Rosenstein, who spent his career with the Justice Department in the greater Washington, DC area, appeared gravely naive about the realities on the ground involved in prosecuting so many low-level cases.

“My thought was maybe we were just going out [the defendant] back to DHS and they can just hold the child for a few hours while the parent was in court and then they would be back together that night, ”he said.

Gene Hamilton, the attorney general’s adviser, also believed they would be able to reunite the families within hours, the report said.

“We thought the prosecution would take place in an afternoon or a few days, [that a child would remain] in DHS custody and then there would be reunification with the children, ”Hamilton said. “We never imagined that DHS would lose track of the children and their locations. Like sending kids to a shelter in New Jersey. It was not our understanding at all.

After reviewing a draft of the report, Rosenstein had doubts.

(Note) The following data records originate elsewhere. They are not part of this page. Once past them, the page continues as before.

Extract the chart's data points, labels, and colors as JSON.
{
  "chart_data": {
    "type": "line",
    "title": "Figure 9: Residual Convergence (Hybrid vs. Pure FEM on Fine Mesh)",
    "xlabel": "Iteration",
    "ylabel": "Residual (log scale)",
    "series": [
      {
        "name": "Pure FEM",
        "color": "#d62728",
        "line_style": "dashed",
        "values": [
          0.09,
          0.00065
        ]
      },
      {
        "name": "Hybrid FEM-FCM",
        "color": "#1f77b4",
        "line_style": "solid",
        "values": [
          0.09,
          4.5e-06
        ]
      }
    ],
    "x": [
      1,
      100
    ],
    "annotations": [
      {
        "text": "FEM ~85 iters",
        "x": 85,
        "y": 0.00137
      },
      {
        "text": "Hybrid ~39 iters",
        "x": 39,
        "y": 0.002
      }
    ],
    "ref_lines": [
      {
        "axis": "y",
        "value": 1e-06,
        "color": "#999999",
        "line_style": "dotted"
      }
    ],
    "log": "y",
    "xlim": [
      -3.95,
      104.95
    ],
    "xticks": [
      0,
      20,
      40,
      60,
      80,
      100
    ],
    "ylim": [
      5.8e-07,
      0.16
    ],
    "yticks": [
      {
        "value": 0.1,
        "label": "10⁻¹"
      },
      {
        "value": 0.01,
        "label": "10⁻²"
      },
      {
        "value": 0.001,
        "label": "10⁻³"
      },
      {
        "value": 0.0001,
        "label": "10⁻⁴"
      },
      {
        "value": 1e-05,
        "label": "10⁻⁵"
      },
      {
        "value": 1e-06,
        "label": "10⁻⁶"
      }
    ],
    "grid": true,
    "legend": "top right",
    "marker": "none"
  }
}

“I had this false sense of security that DHS has this under control,” he says. “[After] the GA had deployed it, I understand it was coordinated with DHS, which managed [the way in which] the children will be taken care of. … And so I had this false sense of security that I’m just doing what I can to provide logistical support and obviously looking at it in retrospect I have a very different perspective.


AP Photo / Alex Brandon

Then-Attorney General Jeff Sessions (left) and then Deputy Attorney General Rod Rosenstein speak at an event in Washington in 2018. Sessions was a leading advocate for the policy separation of families during the Trump administration. (AP Photo / Alex Brandon)

Officials under President Donald Trump have either applauded the policy as a way to deter unauthorized immigration or have looked the other way.

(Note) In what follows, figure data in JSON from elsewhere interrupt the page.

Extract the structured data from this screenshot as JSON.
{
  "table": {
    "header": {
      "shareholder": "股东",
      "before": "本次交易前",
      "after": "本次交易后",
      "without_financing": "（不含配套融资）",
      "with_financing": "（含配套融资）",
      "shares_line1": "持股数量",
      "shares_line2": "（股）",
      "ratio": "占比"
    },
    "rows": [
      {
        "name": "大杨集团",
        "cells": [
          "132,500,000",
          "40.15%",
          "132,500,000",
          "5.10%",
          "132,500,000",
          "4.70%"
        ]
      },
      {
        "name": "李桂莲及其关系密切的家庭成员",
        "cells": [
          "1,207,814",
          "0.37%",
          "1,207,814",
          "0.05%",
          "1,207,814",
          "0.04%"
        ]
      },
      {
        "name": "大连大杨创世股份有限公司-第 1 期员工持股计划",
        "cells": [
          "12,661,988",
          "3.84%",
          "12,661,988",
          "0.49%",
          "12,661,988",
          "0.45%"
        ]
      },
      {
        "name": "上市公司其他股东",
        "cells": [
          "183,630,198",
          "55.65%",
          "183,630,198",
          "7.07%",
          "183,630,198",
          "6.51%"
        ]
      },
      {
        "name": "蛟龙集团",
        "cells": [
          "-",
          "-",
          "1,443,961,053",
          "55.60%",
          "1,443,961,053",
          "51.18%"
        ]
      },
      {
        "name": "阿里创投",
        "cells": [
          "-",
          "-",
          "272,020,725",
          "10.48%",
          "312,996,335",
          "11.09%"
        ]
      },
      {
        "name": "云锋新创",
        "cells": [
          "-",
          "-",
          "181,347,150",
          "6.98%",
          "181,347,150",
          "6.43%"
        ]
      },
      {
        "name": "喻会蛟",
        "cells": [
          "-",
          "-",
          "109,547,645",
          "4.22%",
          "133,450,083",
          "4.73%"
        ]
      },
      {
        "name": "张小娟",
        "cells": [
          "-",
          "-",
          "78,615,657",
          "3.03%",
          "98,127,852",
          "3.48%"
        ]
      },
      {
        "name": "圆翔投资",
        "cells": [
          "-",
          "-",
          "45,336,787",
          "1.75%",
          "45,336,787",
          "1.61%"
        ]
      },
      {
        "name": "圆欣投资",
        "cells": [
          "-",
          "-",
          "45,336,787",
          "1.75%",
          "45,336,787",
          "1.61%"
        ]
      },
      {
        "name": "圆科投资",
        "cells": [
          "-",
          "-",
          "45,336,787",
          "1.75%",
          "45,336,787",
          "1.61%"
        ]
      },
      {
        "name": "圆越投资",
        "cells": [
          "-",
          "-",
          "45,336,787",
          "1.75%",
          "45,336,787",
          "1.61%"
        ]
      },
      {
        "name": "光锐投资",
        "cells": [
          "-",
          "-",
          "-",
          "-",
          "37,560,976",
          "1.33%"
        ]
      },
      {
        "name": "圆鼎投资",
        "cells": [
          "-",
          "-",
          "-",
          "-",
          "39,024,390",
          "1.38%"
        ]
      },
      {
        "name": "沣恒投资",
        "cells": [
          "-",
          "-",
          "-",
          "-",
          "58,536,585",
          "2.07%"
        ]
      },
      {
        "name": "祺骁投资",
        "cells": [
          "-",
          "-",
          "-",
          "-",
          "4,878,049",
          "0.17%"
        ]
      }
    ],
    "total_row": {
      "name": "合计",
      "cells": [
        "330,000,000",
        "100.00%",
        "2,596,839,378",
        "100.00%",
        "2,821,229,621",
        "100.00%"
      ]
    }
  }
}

The Justice Department began separating families in 2017, but announced its “zero tolerance” policy more broadly in April 2018. In May, at the urging of senior White House adviser Stephen Miller, officials have decided to go ahead with politics in a show of hands voting, NBC News reported.

The DOJ has started to dramatically escalate prosecutions for illegal entry of parents crossing the border with children. Under previous administrations, like that of President Barack Obama, families who crossed the border illegally were generally not charged with a crime, but rather subjected to immigration procedures.

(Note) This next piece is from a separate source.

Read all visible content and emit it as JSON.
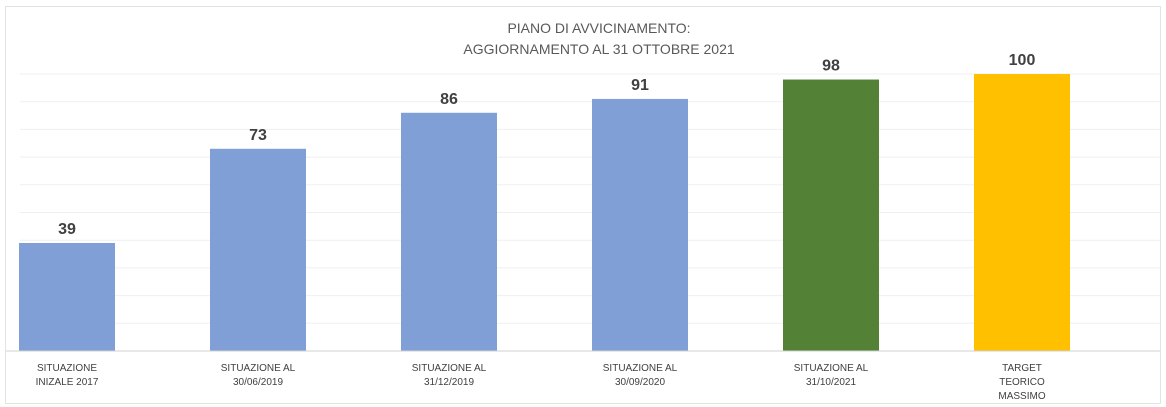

Sessions and other officials said it was not about separating families. Instead, they insisted that it was no different to separate parents from their children when they went to jail for some other reason.

But the policy was not only about the prosecution of crime; it was about removing the children to prevent the parents from coming to the United States The administration started to think about it a way to deter families arrive at the border in March 2017. That same month, then Homeland Security Secretary John Kelly publicly confirmed that such a plan was under consideration, noting also the need for deterrence.

The sessions were heavily involved, as the Inspector General’s office found. When the five U.S. lawyers along the U.S.-Mexico border expressed concerns about the well-being of children, Sessions fired them, The New York Times reported in October based on a draft report.

“We have to take kids,” Sessions told prosecutors, according to attendees’ notes, The Times reported.

Rosenstein later said the age of the children didn’t matter.

After intense public outrage, Trump signed an executive order in June 2018 to end the practice, then congratulated himself for doing so – even though his administration had launched it in the first place.

Neither Sessions nor Rosenstein still serve in the Trump administration. The sessions were ultimately kicked out after the 2018 election because Trump disliked his handling of the Special Council’s investigation into Russian interference in the 2016 election. Rosenstein resigned in May 2019, after the publication of the report of the special council.